Sheryl Crow doesn't understand the "big stink" over Taylor Swift's master recordings.

Sheryl Crow

Sheryl Crow

'Look What You Made Me Do' hitmaker Taylor previously claimed she was left feeling "grossed out" when she discovered Scooter Braun - whom she has previously accused of "bullying" her - had purchased her former label Big Machine records from Scott Borchetta, meaning he acquired the rights to her early work but 57-year-old Sheryl doesn't think there was anything particularly unusual about the deal because it happens in the music business so often.

Speaking on 'Watch What Happens Live', she said: "I'm going to be honest with you...I stay out of that world. I will say one thing about masters, like I signed with a record label 30 years ago...these things, that's just the way the business goes.

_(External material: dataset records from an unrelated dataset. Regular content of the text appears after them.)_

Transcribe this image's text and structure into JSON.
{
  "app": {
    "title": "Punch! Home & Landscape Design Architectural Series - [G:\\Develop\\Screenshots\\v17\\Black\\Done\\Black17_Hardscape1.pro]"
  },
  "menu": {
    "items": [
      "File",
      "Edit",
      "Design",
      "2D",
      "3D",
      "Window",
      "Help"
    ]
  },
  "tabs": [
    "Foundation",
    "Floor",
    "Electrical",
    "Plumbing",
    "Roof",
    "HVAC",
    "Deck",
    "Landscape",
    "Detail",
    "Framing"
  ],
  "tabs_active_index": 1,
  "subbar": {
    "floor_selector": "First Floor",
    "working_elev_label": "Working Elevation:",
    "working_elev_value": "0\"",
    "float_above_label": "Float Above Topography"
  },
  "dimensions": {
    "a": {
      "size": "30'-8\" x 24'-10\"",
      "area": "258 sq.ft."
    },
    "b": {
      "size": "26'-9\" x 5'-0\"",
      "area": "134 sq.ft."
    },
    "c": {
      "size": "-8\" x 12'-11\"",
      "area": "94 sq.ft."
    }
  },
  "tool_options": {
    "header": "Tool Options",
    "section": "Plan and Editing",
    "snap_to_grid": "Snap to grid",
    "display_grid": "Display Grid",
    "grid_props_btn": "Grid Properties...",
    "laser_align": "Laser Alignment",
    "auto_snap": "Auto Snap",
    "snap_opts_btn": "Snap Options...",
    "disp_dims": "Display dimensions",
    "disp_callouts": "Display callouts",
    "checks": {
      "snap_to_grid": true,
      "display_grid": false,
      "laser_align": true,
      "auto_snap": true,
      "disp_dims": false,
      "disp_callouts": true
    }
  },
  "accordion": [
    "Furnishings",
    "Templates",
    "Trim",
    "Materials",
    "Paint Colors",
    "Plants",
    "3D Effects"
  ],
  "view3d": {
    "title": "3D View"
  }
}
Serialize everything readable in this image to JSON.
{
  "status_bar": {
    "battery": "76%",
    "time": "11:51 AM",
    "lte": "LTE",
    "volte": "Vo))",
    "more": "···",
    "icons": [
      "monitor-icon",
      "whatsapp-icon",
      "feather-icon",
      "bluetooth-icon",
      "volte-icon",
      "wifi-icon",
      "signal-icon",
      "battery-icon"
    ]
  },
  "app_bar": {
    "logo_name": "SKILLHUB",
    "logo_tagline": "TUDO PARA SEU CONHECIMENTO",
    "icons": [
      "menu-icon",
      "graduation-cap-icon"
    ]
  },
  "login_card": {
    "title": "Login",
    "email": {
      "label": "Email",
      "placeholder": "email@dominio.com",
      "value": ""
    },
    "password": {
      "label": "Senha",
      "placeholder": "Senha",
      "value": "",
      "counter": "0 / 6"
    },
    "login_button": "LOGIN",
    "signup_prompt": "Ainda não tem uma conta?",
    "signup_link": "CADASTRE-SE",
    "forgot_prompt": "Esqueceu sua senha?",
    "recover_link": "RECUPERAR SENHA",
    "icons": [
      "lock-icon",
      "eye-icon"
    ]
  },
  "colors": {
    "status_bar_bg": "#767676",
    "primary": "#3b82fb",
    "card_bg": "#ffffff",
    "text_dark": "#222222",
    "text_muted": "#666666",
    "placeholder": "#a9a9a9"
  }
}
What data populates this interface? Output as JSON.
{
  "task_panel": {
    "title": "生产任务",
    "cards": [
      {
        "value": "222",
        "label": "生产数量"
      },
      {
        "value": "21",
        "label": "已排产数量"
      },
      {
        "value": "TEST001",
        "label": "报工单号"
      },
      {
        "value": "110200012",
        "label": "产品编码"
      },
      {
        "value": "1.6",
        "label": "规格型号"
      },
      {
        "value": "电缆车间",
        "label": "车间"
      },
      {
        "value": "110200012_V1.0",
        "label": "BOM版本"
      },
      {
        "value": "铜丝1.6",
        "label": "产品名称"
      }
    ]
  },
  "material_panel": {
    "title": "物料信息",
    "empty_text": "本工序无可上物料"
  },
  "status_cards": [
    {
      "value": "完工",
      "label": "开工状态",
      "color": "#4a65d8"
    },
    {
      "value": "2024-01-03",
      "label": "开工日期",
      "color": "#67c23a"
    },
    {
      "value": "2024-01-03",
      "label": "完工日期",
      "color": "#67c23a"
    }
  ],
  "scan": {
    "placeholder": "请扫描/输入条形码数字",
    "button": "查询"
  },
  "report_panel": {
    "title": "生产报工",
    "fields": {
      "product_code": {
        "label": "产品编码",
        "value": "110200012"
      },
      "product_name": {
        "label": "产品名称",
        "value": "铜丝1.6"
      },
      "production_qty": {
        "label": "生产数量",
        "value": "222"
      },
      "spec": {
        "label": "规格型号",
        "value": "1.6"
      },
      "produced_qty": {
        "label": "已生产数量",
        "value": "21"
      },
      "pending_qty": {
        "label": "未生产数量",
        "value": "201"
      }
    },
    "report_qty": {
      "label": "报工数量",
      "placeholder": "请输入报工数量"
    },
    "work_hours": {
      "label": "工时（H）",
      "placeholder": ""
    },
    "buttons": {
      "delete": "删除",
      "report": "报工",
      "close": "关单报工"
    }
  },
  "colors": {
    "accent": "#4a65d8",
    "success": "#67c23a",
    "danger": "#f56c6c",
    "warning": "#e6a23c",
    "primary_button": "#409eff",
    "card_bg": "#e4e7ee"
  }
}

"That's totally not unusual for your masters to change hands like 9,000 times. I don't know what the big stink was. I'm kind of out of the loop, so I don't really know."

In the Big Machine deal, Scooter acquired Taylor's entire back catalogue of master recordings but she claimed she was not informed of the deal before the news went public, and said she was never given the chance to buy her own music from Scott.

In a Tumblr post after news of the sale broke, Taylor wrote: "Some fun facts about today's news: I learned about Scooter Braun's purchase of my masters as it was announced to the world. All I could think about was the incessant, manipulative bullying I've received at his hands for years.

Like when Kim Kardashian orchestrated an illegally recorded snippet of a phone call to be leaked and then Scooter got his two clients together to bully me online about it. Or when his client, Kanye West, organized a revenge porn music video which strips my body naked. Now Scooter has stripped me of my life's work, that I wasn't given an opportunity to buy. Essentially, my musical legacy is about to lie in the hands of someone who tried to dismantle it.

This is my worst case scenario. This is what happens when you sign a deal at fifteen to someone for whom the term 'loyalty' is clearly just a contractual concept. And when that man says 'Music has value', he means its value is beholden to men who had no part in creating it.

When I left my masters in Scott's hands, I made peace with the fact that eventually he would sell them. Never in my worst nightmares did I imagine the buyer would be Scooter. Any time Scott Borchetta has heard the words 'Scooter Braun' escape my lips, it was when I was either crying or trying not to. He knew what he was doing; they both did. Controlling a woman who didn't want to be associated with them. In perpetuity. That means forever.

"Sad and grossed out, Taylor."

The 'ME!' singer is now planning to re-record all her early albums next year.